Commonly used as a wood preservative in construction materials, formaldehyde poses both short-term and long-term health hazards. Among the short-term possible impacts: watery eyes; coughing and wheezing; burning sensations in the eyes, nose and throat; headaches; skin rashes; nosebleeds; nausea. Following lengthy exposure, formaldehyde can cause depression, fatigue, memory impairment, malignant tumors and acute respiratory distress. Also, it has been linked to cancer. At least two trailer deaths have been attributed to formaldehyde fumes.

Well over half of the approximately 120,000 trailers and mobile homes that FEMA supplied to the Gulf Coast are still occupied. The residents feel that they have no choice but to remain in them, since so little affordable housing has been built since Katrina. For months FEMA claimed that the trailers were safe and that it had received few complaints; trailer occupants say that their complaints were often rebuffed or ignored by FEMA.

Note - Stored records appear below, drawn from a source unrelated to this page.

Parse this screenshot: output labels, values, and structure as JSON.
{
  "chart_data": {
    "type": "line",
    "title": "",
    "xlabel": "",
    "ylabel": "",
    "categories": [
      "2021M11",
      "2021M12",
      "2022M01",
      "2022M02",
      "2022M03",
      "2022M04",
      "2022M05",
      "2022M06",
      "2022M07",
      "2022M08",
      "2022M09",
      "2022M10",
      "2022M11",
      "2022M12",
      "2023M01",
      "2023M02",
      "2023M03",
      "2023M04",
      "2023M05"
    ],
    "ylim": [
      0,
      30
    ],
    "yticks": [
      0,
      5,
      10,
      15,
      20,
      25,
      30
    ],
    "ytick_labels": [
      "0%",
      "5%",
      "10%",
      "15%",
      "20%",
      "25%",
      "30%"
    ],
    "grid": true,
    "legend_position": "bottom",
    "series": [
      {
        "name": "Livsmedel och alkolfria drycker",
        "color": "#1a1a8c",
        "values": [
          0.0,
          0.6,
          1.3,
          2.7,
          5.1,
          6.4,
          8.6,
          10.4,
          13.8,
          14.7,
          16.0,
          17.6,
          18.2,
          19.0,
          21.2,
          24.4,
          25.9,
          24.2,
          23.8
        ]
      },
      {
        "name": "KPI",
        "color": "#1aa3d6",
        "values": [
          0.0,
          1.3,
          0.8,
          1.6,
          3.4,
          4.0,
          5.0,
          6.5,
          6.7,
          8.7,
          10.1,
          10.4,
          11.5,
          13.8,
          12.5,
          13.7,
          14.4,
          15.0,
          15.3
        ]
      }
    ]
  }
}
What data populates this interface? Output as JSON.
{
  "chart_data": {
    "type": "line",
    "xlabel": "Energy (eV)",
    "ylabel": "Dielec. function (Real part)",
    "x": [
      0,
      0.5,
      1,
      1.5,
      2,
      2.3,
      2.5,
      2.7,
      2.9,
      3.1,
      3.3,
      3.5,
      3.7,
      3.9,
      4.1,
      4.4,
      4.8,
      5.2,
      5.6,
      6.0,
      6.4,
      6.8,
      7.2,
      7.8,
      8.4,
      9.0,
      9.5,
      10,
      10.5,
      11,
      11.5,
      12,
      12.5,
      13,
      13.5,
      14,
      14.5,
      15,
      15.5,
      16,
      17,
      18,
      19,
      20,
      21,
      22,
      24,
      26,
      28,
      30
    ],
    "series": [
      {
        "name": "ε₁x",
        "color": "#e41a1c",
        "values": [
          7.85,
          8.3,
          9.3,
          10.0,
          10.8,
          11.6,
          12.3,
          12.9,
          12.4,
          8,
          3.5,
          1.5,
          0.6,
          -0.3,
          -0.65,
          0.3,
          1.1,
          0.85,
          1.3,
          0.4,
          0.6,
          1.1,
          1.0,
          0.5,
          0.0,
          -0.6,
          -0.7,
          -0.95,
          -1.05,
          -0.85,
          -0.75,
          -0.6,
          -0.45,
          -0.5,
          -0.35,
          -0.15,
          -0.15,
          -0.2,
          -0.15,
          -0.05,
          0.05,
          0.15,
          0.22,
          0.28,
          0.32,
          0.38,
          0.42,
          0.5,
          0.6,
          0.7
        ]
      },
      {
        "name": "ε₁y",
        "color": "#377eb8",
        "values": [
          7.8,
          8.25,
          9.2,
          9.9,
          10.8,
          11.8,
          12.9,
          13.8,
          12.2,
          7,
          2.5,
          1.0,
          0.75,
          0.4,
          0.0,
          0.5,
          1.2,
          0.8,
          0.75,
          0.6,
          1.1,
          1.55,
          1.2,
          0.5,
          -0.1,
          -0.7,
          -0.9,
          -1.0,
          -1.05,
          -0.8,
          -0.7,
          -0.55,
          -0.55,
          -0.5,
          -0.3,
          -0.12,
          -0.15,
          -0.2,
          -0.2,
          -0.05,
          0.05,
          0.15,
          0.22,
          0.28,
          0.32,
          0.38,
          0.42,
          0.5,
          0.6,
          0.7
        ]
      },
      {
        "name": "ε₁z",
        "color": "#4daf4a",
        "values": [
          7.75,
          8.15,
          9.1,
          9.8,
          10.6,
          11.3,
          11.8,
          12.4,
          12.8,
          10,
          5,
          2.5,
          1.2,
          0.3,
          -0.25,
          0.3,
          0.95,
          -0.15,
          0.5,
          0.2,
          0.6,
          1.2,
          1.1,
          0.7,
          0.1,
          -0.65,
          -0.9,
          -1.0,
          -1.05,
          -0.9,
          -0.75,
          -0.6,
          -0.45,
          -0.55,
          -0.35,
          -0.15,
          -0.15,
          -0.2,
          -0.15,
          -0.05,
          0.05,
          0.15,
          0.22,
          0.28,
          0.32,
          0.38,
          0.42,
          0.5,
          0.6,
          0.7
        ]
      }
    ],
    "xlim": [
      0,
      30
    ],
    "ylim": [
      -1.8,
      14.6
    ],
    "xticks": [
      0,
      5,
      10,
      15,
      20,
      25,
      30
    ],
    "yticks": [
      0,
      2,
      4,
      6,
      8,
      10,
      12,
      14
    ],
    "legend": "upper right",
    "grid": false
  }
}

What happened to Lindsay Huckabee and her family seems fairly typical. When they moved into a FEMA trailer in Kiln, Mississippi, in December 2005, she, her husband and their four children were all healthy, she told Environmental News Service. But soon the entire family had respiratory problems, severe nosebleeds and other illnesses. One daughter developed acute asthma, and the husband, a nonsmoker, was diagnosed with a malignant tumor in his mouth. Huckabee’s physician, who like other doctors in the Gulf Coast area says he has had many trailer patients with similar ailments, got in touch with the Sierra Club, which found harmful levels of formaldehyde in the trailer.

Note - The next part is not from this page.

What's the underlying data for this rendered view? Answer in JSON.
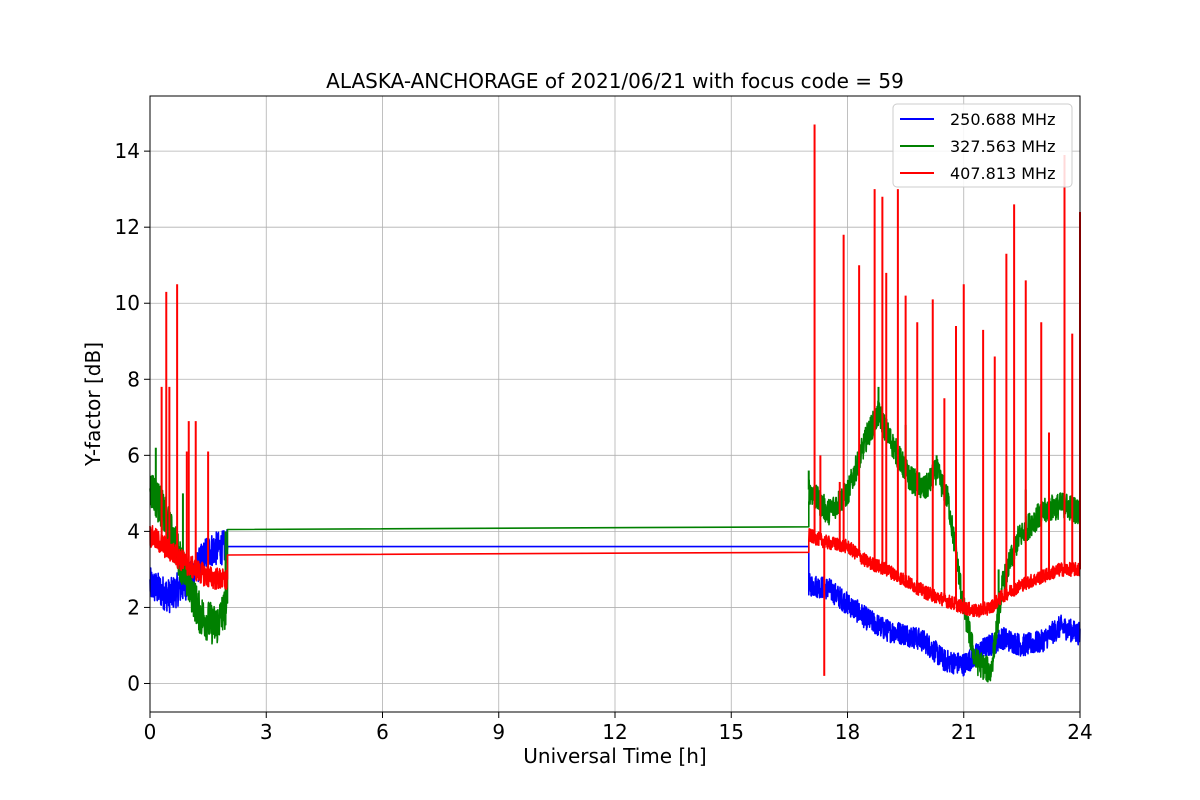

According to Huckabee, when she informed FEMA about the test findings she was treated rudely and given the runaround—and her request for a different mobile home was lost. Twice. When the Huckabees were finally given a replacement trailer, it was safer but still had an unacceptable level of formaldehyde. A FEMA inspector contended—without providing any evidence—that the people voicing complaints were just trying to get “bigger and better trailers.”

The formaldehyde problem is compounded by FEMA’s attempts to cover it up. Following the trailer death last year of a man in Slidell, Louisiana, who had complained about the formaldehyde fumes, 28 officials from six agencies called for an investigation of the trailers’ air quality. But FEMA attorneys advised against further testing on the grounds that it “could seriously undermine the agency’s position” in any litigation and “would imply FEMA’s ownership of this issue.”

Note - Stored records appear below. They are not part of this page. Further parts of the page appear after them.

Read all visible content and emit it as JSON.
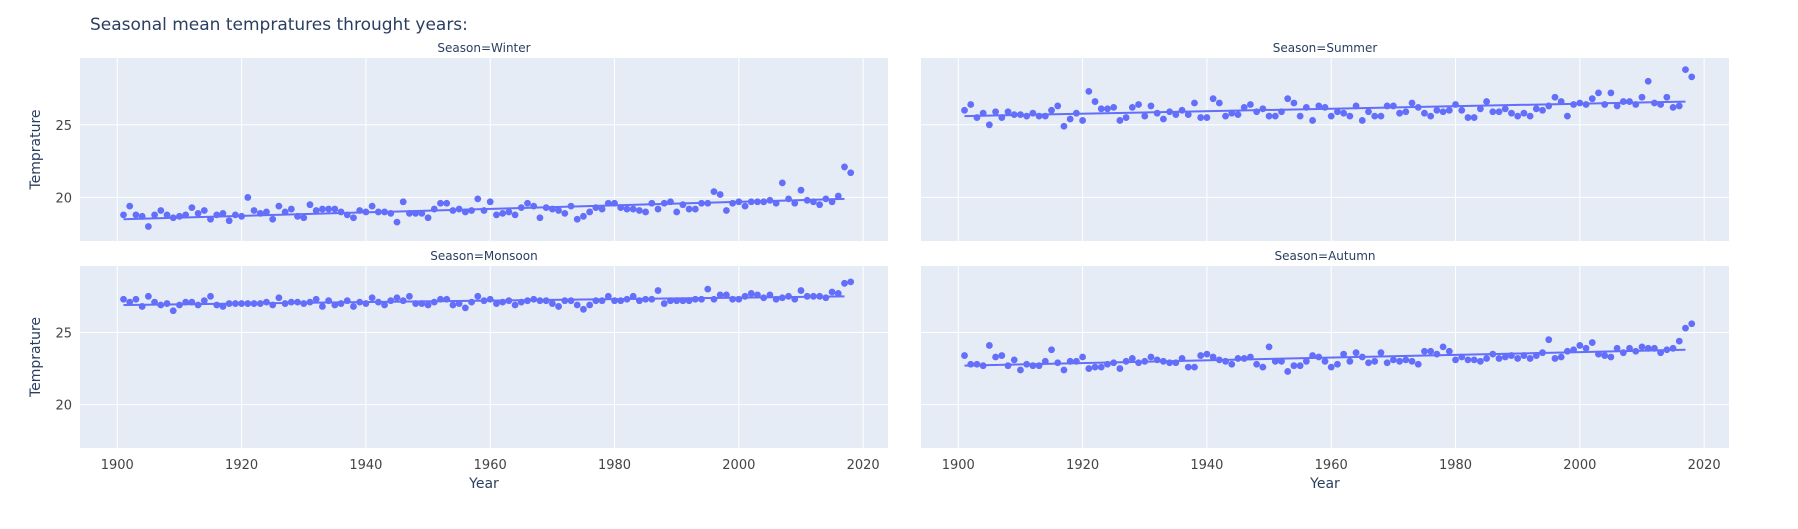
{
  "title": "Seasonal mean tempratures throught years:",
  "colors": {
    "plot_bg": "#E5ECF6",
    "grid": "#FFFFFF",
    "marker": "#636EFA",
    "text": "#2a3f5f",
    "tick_text": "#444444"
  },
  "chart_data": {
    "type": "scatter",
    "title": "Seasonal mean tempratures throught years:",
    "xlabel": "Year",
    "ylabel": "Temprature",
    "xlim": [
      1894,
      2024
    ],
    "ylim": [
      17,
      29.6
    ],
    "x_ticks": [
      1900,
      1920,
      1940,
      1960,
      1980,
      2000,
      2020
    ],
    "y_ticks": [
      20,
      25
    ],
    "grid": true,
    "legend": "none",
    "trendline": "ols",
    "x_start": 1901,
    "panels": [
      {
        "name": "Season=Winter",
        "trend": [
          {
            "x": 1901,
            "y": 18.5
          },
          {
            "x": 2017,
            "y": 19.9
          }
        ],
        "values": [
          18.8,
          19.4,
          18.8,
          18.7,
          18.0,
          18.8,
          19.1,
          18.8,
          18.6,
          18.7,
          18.8,
          19.3,
          18.9,
          19.1,
          18.5,
          18.8,
          18.9,
          18.4,
          18.8,
          18.7,
          20.0,
          19.1,
          18.9,
          19.0,
          18.5,
          19.4,
          19.0,
          19.2,
          18.7,
          18.6,
          19.5,
          19.1,
          19.2,
          19.2,
          19.2,
          19.0,
          18.8,
          18.6,
          19.1,
          19.0,
          19.4,
          19.0,
          19.0,
          18.9,
          18.3,
          19.7,
          18.9,
          18.9,
          18.9,
          18.6,
          19.2,
          19.6,
          19.6,
          19.1,
          19.2,
          19.0,
          19.1,
          19.9,
          19.1,
          19.7,
          18.8,
          18.9,
          19.0,
          18.8,
          19.3,
          19.6,
          19.4,
          18.6,
          19.3,
          19.2,
          19.1,
          18.9,
          19.4,
          18.5,
          18.7,
          19.0,
          19.3,
          19.2,
          19.6,
          19.6,
          19.3,
          19.2,
          19.2,
          19.1,
          19.0,
          19.6,
          19.2,
          19.6,
          19.7,
          19.0,
          19.5,
          19.2,
          19.2,
          19.6,
          19.6,
          20.4,
          20.2,
          19.1,
          19.6,
          19.7,
          19.4,
          19.7,
          19.7,
          19.7,
          19.8,
          19.6,
          21.0,
          19.9,
          19.6,
          20.5,
          19.8,
          19.7,
          19.5,
          19.9,
          19.7,
          20.1,
          22.1,
          21.7
        ]
      },
      {
        "name": "Season=Summer",
        "trend": [
          {
            "x": 1901,
            "y": 25.6
          },
          {
            "x": 2017,
            "y": 26.6
          }
        ],
        "values": [
          26.0,
          26.4,
          25.5,
          25.8,
          25.0,
          25.9,
          25.5,
          25.9,
          25.7,
          25.7,
          25.6,
          25.8,
          25.6,
          25.6,
          26.0,
          26.3,
          24.9,
          25.4,
          25.8,
          25.3,
          27.3,
          26.6,
          26.1,
          26.1,
          26.2,
          25.3,
          25.5,
          26.2,
          26.4,
          25.6,
          26.3,
          25.8,
          25.4,
          25.9,
          25.7,
          26.0,
          25.7,
          26.5,
          25.5,
          25.5,
          26.8,
          26.5,
          25.6,
          25.8,
          25.7,
          26.2,
          26.4,
          25.9,
          26.1,
          25.6,
          25.6,
          25.9,
          26.8,
          26.5,
          25.6,
          26.2,
          25.3,
          26.3,
          26.2,
          25.6,
          25.9,
          25.8,
          25.6,
          26.3,
          25.3,
          25.9,
          25.6,
          25.6,
          26.3,
          26.3,
          25.8,
          25.9,
          26.5,
          26.2,
          25.8,
          25.6,
          26.0,
          25.9,
          26.0,
          26.4,
          26.0,
          25.5,
          25.5,
          26.1,
          26.6,
          25.9,
          25.9,
          26.1,
          25.8,
          25.6,
          25.8,
          25.6,
          26.1,
          26.0,
          26.3,
          26.9,
          26.6,
          25.6,
          26.4,
          26.5,
          26.4,
          26.8,
          27.2,
          26.4,
          27.2,
          26.3,
          26.6,
          26.6,
          26.4,
          26.9,
          28.0,
          26.5,
          26.4,
          26.9,
          26.2,
          26.3,
          28.8,
          28.3
        ]
      },
      {
        "name": "Season=Monsoon",
        "trend": [
          {
            "x": 1901,
            "y": 26.9
          },
          {
            "x": 2017,
            "y": 27.5
          }
        ],
        "values": [
          27.3,
          27.1,
          27.3,
          26.8,
          27.5,
          27.1,
          26.9,
          27.0,
          26.5,
          26.9,
          27.1,
          27.1,
          26.9,
          27.2,
          27.5,
          26.9,
          26.8,
          27.0,
          27.0,
          27.0,
          27.0,
          27.0,
          27.0,
          27.1,
          26.9,
          27.4,
          27.0,
          27.1,
          27.1,
          27.0,
          27.1,
          27.3,
          26.8,
          27.2,
          26.9,
          27.0,
          27.2,
          26.8,
          27.1,
          27.0,
          27.4,
          27.1,
          26.9,
          27.2,
          27.4,
          27.2,
          27.5,
          27.0,
          27.0,
          26.9,
          27.1,
          27.3,
          27.3,
          26.9,
          27.0,
          26.7,
          27.1,
          27.5,
          27.2,
          27.3,
          27.0,
          27.1,
          27.2,
          26.9,
          27.1,
          27.2,
          27.3,
          27.2,
          27.2,
          27.0,
          26.8,
          27.2,
          27.2,
          26.9,
          26.6,
          26.9,
          27.2,
          27.2,
          27.5,
          27.2,
          27.2,
          27.3,
          27.5,
          27.2,
          27.3,
          27.3,
          27.9,
          27.0,
          27.2,
          27.2,
          27.2,
          27.2,
          27.3,
          27.3,
          28.0,
          27.3,
          27.6,
          27.6,
          27.3,
          27.3,
          27.5,
          27.7,
          27.6,
          27.4,
          27.6,
          27.3,
          27.4,
          27.5,
          27.3,
          27.9,
          27.5,
          27.5,
          27.5,
          27.4,
          27.8,
          27.7,
          28.4,
          28.5
        ]
      },
      {
        "name": "Season=Autumn",
        "trend": [
          {
            "x": 1901,
            "y": 22.7
          },
          {
            "x": 2017,
            "y": 23.8
          }
        ],
        "values": [
          23.4,
          22.8,
          22.8,
          22.7,
          24.1,
          23.3,
          23.4,
          22.7,
          23.1,
          22.4,
          22.8,
          22.7,
          22.7,
          23.0,
          23.8,
          22.9,
          22.4,
          23.0,
          23.0,
          23.3,
          22.5,
          22.6,
          22.6,
          22.8,
          22.9,
          22.5,
          23.0,
          23.2,
          22.9,
          23.0,
          23.3,
          23.1,
          23.0,
          22.9,
          22.9,
          23.2,
          22.6,
          22.6,
          23.4,
          23.5,
          23.3,
          23.1,
          23.0,
          22.8,
          23.2,
          23.2,
          23.3,
          22.8,
          22.6,
          24.0,
          23.0,
          23.0,
          22.3,
          22.7,
          22.7,
          23.0,
          23.4,
          23.3,
          23.0,
          22.6,
          22.8,
          23.5,
          23.0,
          23.6,
          23.3,
          22.9,
          23.0,
          23.6,
          22.9,
          23.1,
          23.0,
          23.1,
          23.0,
          22.8,
          23.7,
          23.7,
          23.5,
          24.0,
          23.7,
          23.1,
          23.3,
          23.1,
          23.1,
          23.0,
          23.2,
          23.5,
          23.2,
          23.3,
          23.4,
          23.2,
          23.4,
          23.2,
          23.4,
          23.6,
          24.5,
          23.2,
          23.3,
          23.7,
          23.8,
          24.1,
          23.9,
          24.3,
          23.5,
          23.4,
          23.3,
          23.9,
          23.6,
          23.9,
          23.7,
          24.0,
          23.9,
          23.9,
          23.6,
          23.8,
          23.9,
          24.4,
          25.3,
          25.6
        ]
      }
    ]
  }
}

The extent of FEMA’s malfeasance came to the fore on July 19 in hearings conducted by the House Oversight and Government Reform Committee after a ten-month congressional investigation. Committee chair Henry Waxman (D., Calif.) called FEMA’s indifferent attitude toward storm victims, as revealed in FEMA documents delivered to the committee, “sickening” and “the exact opposite of what government should be.” The documents show, said Waxman, that “senior officials in Washington didn’t want to know what they already knew, because they didn’t want the legal and moral responsibility to do what they knew had to be done.”

When FEMA director David Paulison apologized and acknowledged that the hearing’s revelations constituted “a wake-up call” for his agency, Waxman quipped, “Mr. Paulison, you’re a heavy sleeper.” The criticism of FEMA came from the committee as a whole and was refreshingly bipartisan. Its top Republican, Thomas Davis of Virginia, charged that FEMA had tried to obstruct the investigation and later “mischaracterized the scope and purpose” of its own actions. “FEMA’s primary concerns,” said Davis, “were legal liability and public relations, not human health and safety.” He accused Paulison of “hiding all the smoking guns.”

Writing about the FEMA fiasco, syndicated columnist Leonard Pitts sounded almost homiletical. Terming FEMA’s do-nothing decision “cool, considered and unfathomably cruel,” he admonished an administration that makes “frequent claims of fealty to the divine” for failing to heed Matthew 25:40, in which “Jesus famously identifies himself with the poor.”

Bowing to pressure, FEMA announced on August 1 that “out of an abundance of caution” it was suspending deployment of disaster trailers pending the results of study and review. FEMA should have utilized some of that abundant caution earlier.